宗教の自由の権利は差別からの自由の権利その他の権利と相互に関連する。宗教の自由、信仰、その教育の権利への不当な制限は国際法における差別の禁止の中核に関連する。国際法は市民的政治的経済的社会的文化的権利を制限する差別政策は、宗教の自由の権利の侵害になるとする。本報告書で見てきた諸事例はムスリムを標的とした、宗教の自由に対する不当な制限である。宗教を選択する個人の自由は絶対的であり、国家が宗教の表明を制限できるのは、公共の安全、秩序、健康と道徳、他人の権利を保護するために必要な場合に限られる。各国はしばしば「国家の安全」や、「共生」を理由として宗教的衣装、宗教文書の配布、宗教教育を制限しようとするが、これらは正当な理由とは言えない。制限は、あらかじめ法律に明示され、その目的と効果において非差別でなければならない。
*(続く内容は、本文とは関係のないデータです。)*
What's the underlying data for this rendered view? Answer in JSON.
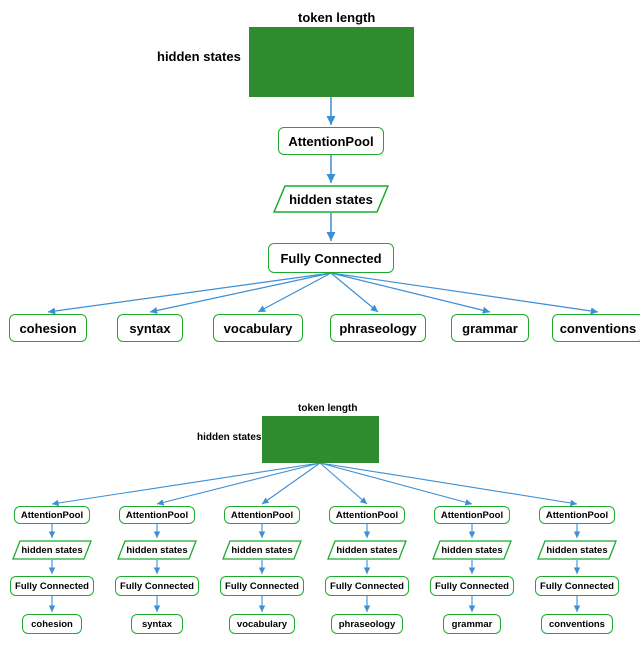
{
  "top": {
    "token_label": "token length",
    "hidden_label": "hidden states",
    "attention_pool": "AttentionPool",
    "hidden_states_para": "hidden states",
    "fully_connected": "Fully Connected",
    "outputs": [
      "cohesion",
      "syntax",
      "vocabulary",
      "phraseology",
      "grammar",
      "conventions"
    ]
  },
  "bottom": {
    "token_label": "token length",
    "hidden_label": "hidden states",
    "columns": [
      {
        "ap": "AttentionPool",
        "hs": "hidden states",
        "fc": "Fully Connected",
        "out": "cohesion"
      },
      {
        "ap": "AttentionPool",
        "hs": "hidden states",
        "fc": "Fully Connected",
        "out": "syntax"
      },
      {
        "ap": "AttentionPool",
        "hs": "hidden states",
        "fc": "Fully Connected",
        "out": "vocabulary"
      },
      {
        "ap": "AttentionPool",
        "hs": "hidden states",
        "fc": "Fully Connected",
        "out": "phraseology"
      },
      {
        "ap": "AttentionPool",
        "hs": "hidden states",
        "fc": "Fully Connected",
        "out": "grammar"
      },
      {
        "ap": "AttentionPool",
        "hs": "hidden states",
        "fc": "Fully Connected",
        "out": "conventions"
      }
    ]
  }
}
国際自由権規約26条は法の前の平等を定める。人種差別撤廃委員会は、人種差別撤廃条約が宗教的理由による差別にも適用されるという。国際自由権委員会は、ジェンダーに特有の宗教的衣装の着用禁止はジェンダーと宗教の双方に基づく交差的差別であるという。女性差別撤廃委員会は、宗教に基づく女性差別は女性差別撤廃条約のジェンダーに基づく差別であるという。
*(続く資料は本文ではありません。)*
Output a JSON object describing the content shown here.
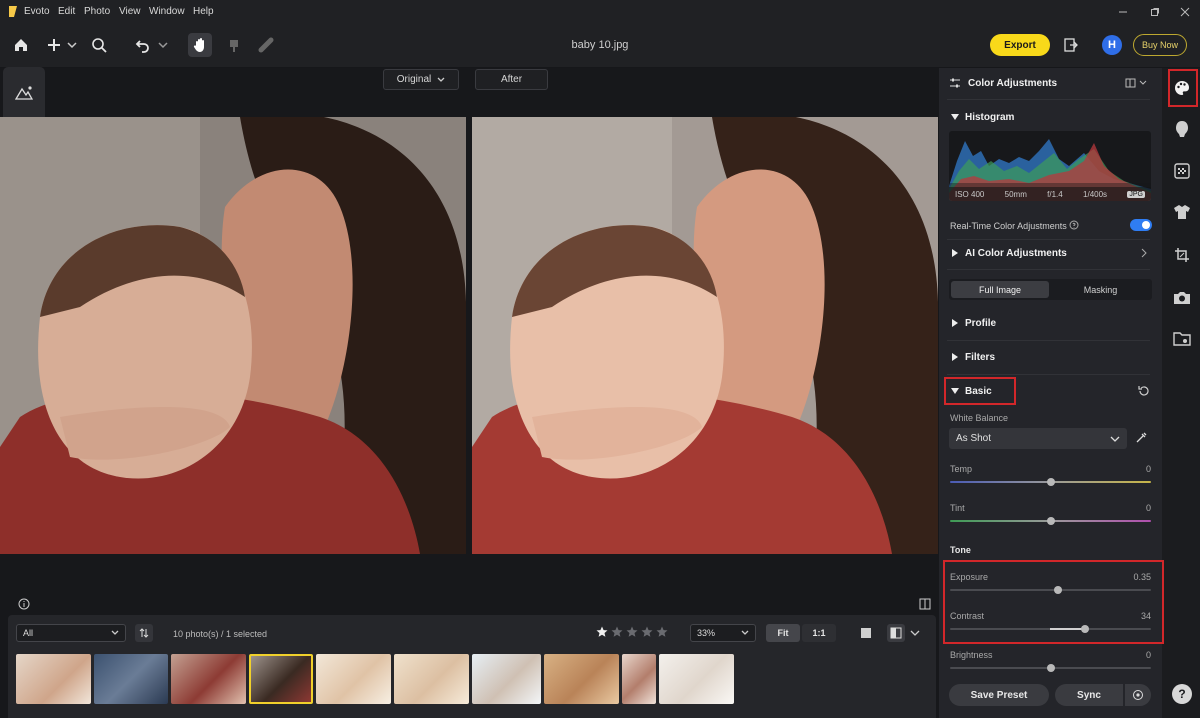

国際人権機関は各国に差別を惹き起こす諸条件を予防、撤廃する措置を講じるよう呼びかけている。宗教その他の理由に基づくステレオタイプの防止も含まれる。特別報告者は、各国にヘイト・スピーチに対処するためラバト行動計画を適用するよう促す。

B オンライン・ヘイト・スピーチに取り組む

デジタル企業・ソーシャル・メディア企業の中にはヘイト・スピーチ政策を採用している例がある。FacebookYouTubeTwitterInstagramSnapchatTikTok等は2016年以来EUの「違法なオンライン・ヘイト・スピーチ対策規則」に関与して、違法なヘイト・スピーチを削除している。これにはムスリムに対するヘイト・スピーチも含まれる。

FacebookYouTubeTwitterは、2019年には違法なヘイト・スピーチを92%削除した。Facebookは「監視委員会」を設置した。

もっとも悪質な書き込みを削除するように政策変更がなされたが、「ボーダーラインの書き込み」が増えており、ヘイト・スピーチ政策に合致するか否か判断が難しくなっている。オンラインの書き込みをスクリーニングするアルゴリズムが開発されているが、抽象的な書き込みを正確に分類することは容易でない。ソーシャル・メディア企業がオンライン・ヘイト・スピーチに対処する政策をとるようになったことを歓迎するが、その定義や意思決定過程は透明とは言えない。